Your daily bread: Seedy Spelt Loaf
I miss Arbutus bread. One of the great advantages of working in URRU Mallow was having regular access to good quality bread – I used to eat the sesame seed-encrusted brown crusts for work breakfast (you can’t sell them but I think they’re the nicest piece of the whole loaf), regularly bringing home spelt or rye loaves or, for a particular treat, one of the tomato and basil breads or a couple of croissants, to be heated up for the following morning’s breakfast.

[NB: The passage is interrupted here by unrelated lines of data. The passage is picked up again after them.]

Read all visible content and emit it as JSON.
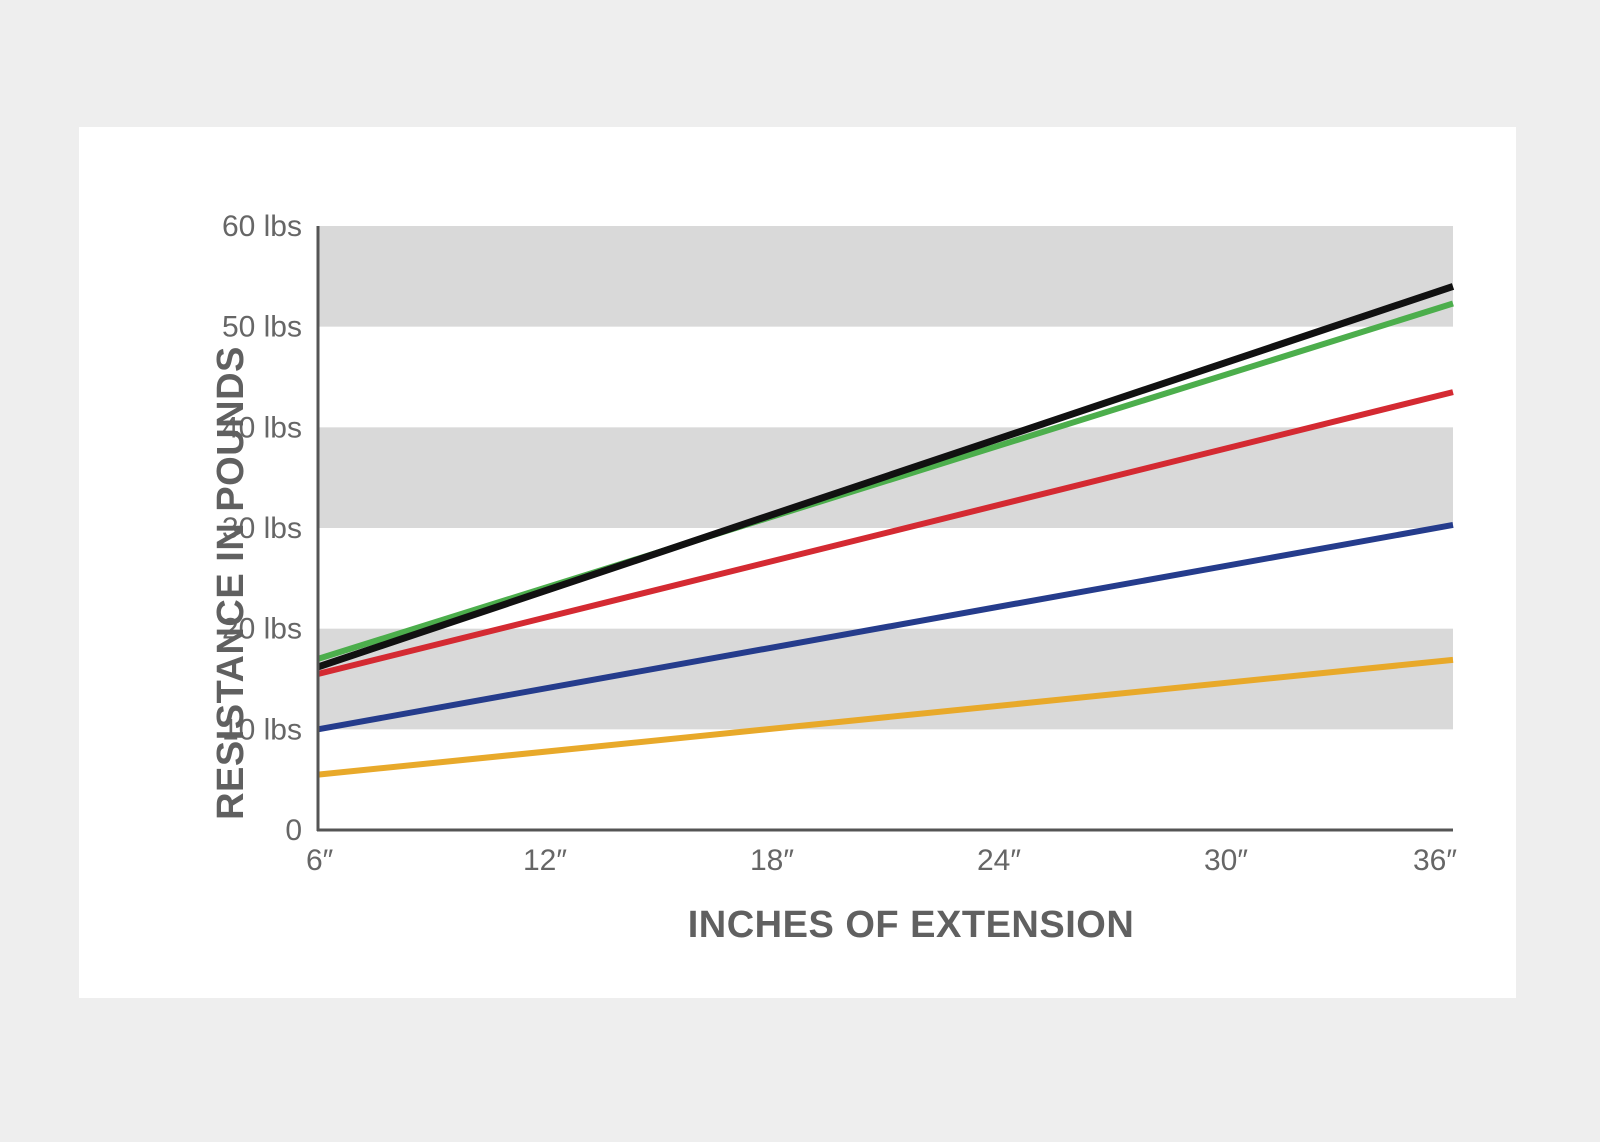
{
  "chart_data": {
    "type": "line",
    "title": "",
    "xlabel": "INCHES OF EXTENSION",
    "ylabel": "RESISTANCE IN POUNDS",
    "x": [
      6,
      36
    ],
    "x_ticks": [
      6,
      12,
      18,
      24,
      30,
      36
    ],
    "x_tick_labels": [
      "6″",
      "12″",
      "18″",
      "24″",
      "30″",
      "36″"
    ],
    "y_ticks": [
      0,
      10,
      20,
      30,
      40,
      50,
      60
    ],
    "y_tick_labels": [
      "0",
      "10 lbs",
      "20 lbs",
      "30 lbs",
      "40 lbs",
      "50 lbs",
      "60 lbs"
    ],
    "xlim": [
      6,
      36
    ],
    "ylim": [
      0,
      60
    ],
    "grid": "alternating horizontal bands",
    "band_color": "#d9d9d9",
    "series": [
      {
        "color": "#e8a92a",
        "values": [
          5.5,
          16.9
        ]
      },
      {
        "color": "#253c8c",
        "values": [
          10.0,
          30.3
        ]
      },
      {
        "color": "#d42a32",
        "values": [
          15.5,
          43.5
        ]
      },
      {
        "color": "#4cae4c",
        "values": [
          17.0,
          52.3
        ]
      },
      {
        "color": "#111111",
        "values": [
          16.2,
          54.0
        ]
      }
    ]
  }
}
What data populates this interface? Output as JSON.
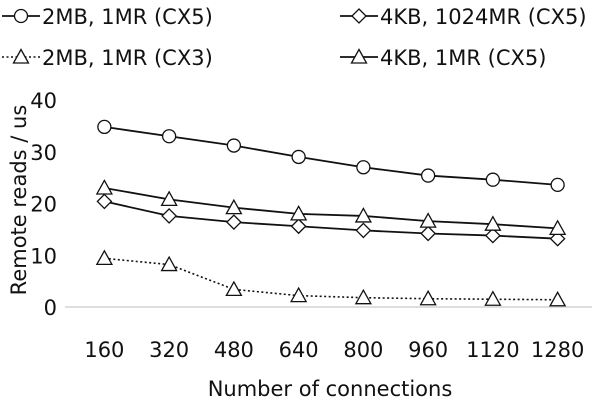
{
  "chart_data": {
    "type": "line",
    "title": "",
    "xlabel": "Number of connections",
    "ylabel": "Remote reads / us",
    "categories": [
      "160",
      "320",
      "480",
      "640",
      "800",
      "960",
      "1120",
      "1280"
    ],
    "ylim": [
      0,
      40
    ],
    "yticks": [
      0,
      10,
      20,
      30,
      40
    ],
    "grid": false,
    "legend_position": "top",
    "series": [
      {
        "name": "2MB, 1MR (CX5)",
        "marker": "circle",
        "line": "solid",
        "values": [
          34.8,
          33.0,
          31.2,
          29.0,
          27.0,
          25.4,
          24.6,
          23.6
        ]
      },
      {
        "name": "4KB, 1024MR (CX5)",
        "marker": "diamond",
        "line": "solid",
        "values": [
          20.4,
          17.6,
          16.4,
          15.6,
          14.8,
          14.2,
          13.8,
          13.2
        ]
      },
      {
        "name": "2MB, 1MR (CX3)",
        "marker": "triangle",
        "line": "dotted",
        "values": [
          9.4,
          8.2,
          3.4,
          2.2,
          1.8,
          1.6,
          1.5,
          1.4
        ]
      },
      {
        "name": "4KB, 1MR (CX5)",
        "marker": "triangle",
        "line": "solid",
        "values": [
          23.0,
          20.8,
          19.2,
          18.0,
          17.6,
          16.6,
          16.0,
          15.2
        ]
      }
    ]
  }
}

Now, it’s a trek to get my hands on some decent bread. North Cork isn’t exactly known for it’s selection of bakeries and I refuse to buy or eat the chemical-infused never-goes-stale stuff that goes under the name of bread that’s available. If I get to the Thursday farmers’ market at Mahon Point for Arbutus bread or the bi-monthly Killavullen farmers’ market where Tom’s Bakery often has a stall I’m sorted but otherwise it’s back to making my own again.
It’s not a daily activity, by any stretch of the imagination. I normally make two large loaves at a time, cutting one in half for freezing (toast would always be a big favourite in this house), and I have a few different recipes in rotation. Despite being half-abandoned at the bottom of the fridge for the last year, my sourdough starter still has enough kick in it to keep me ticking over with sourdough loaves. Not having a fridge big enough to retard the rising overnight, these are normally most successful during the cold months of the year. Then it’s time to switch over to the No-Knead Loaf or even the quick and easy Artisan Bread recipes that I’ve used with so much success in the past.
I’m playing around with a simple brown yeast loaf that you just mix, allow to rise in the tin (if the house is warm enough!) and then cook but my favourite bread at the moment is this version of a Spelt Loaf which I originally found in the Cornucopia cookbook. It takes minutes to mix up, is fantastic when it comes out of the oven (just try to cool it before cutting!), freezes well and – best of all – tastes amazing when toasted because of all the seeds.
Seedy Spelt Bread
Warm water – 550ml
Blackstrap molasses or treacle – 1 tablespoon
Spelt flour – 475g
Baking powder – 2½ teaspoons
Fine sea salt – 1 heaped teaspoon
Mixed seeds – 150g. Make your own combination of linseeds, sesame, sunflower, pumpkin and poppy seeds. I often add spelt flakes as well.
Spelt flakes or sesame seeds for sprinkling
Sunflower oil for the tin
Preheat the oven to 180ºC (both regular and fan oven) and oil a 2lb (900g) loaf tin with sunflower oil.
Mix the water and molasses together, whisking well to ensure the molasses dissolves. Set aside. Sift the spelt flour, baking powder and sea salt into a large bowl. Add the mixed seeds, mix well and make a well in the centre.
Pour in the combined molasses/water mixture into the well. Shaping your hand like a claw – it’s much easier than a spoon – use it to quickly bring the ingredients together. Do not over mix the dough, which should be fairly runny.
Pour into the prepared tin and sprinkle with spelt flakes, sesame seeds or both (I have jumbo oats and sesame seeds on the loaf in the picture). Bake for about 60 minutes (regular). If cooking the bread in a fan oven, give it 30 minutes at 180ºC, then turn it down to 160ºC for another 30 minutes. Either way, the loaf may need to be turned out of the tin and cooked upside down for 10-15 minutes extra until it sounds hollow when tapped on the base. Ccover with a clean tea towel and cool on a wire rack.
Makes 1 x 2lb (900g) loaf.
Adapted from Cornucopia at Home by Eleanor Heffernan.
A delightful and beautiful bread! I bet it tastes as good as it looks!Cheers,Rosa
I have the Cornucopia book but have yet to try any of their breads – I think I know which will be first on my list to try now 🙂
My cornucopia book is winging it’s way to me from Amazon at the moment, can’t wait to get my hands on it!! this looks gorgeous as always!
That cookbook is one that I keep returning to again and again – lots of ideas and plenty of dishes that are easy to make. It and the Leon cookbook are on constant rotation around the house these days.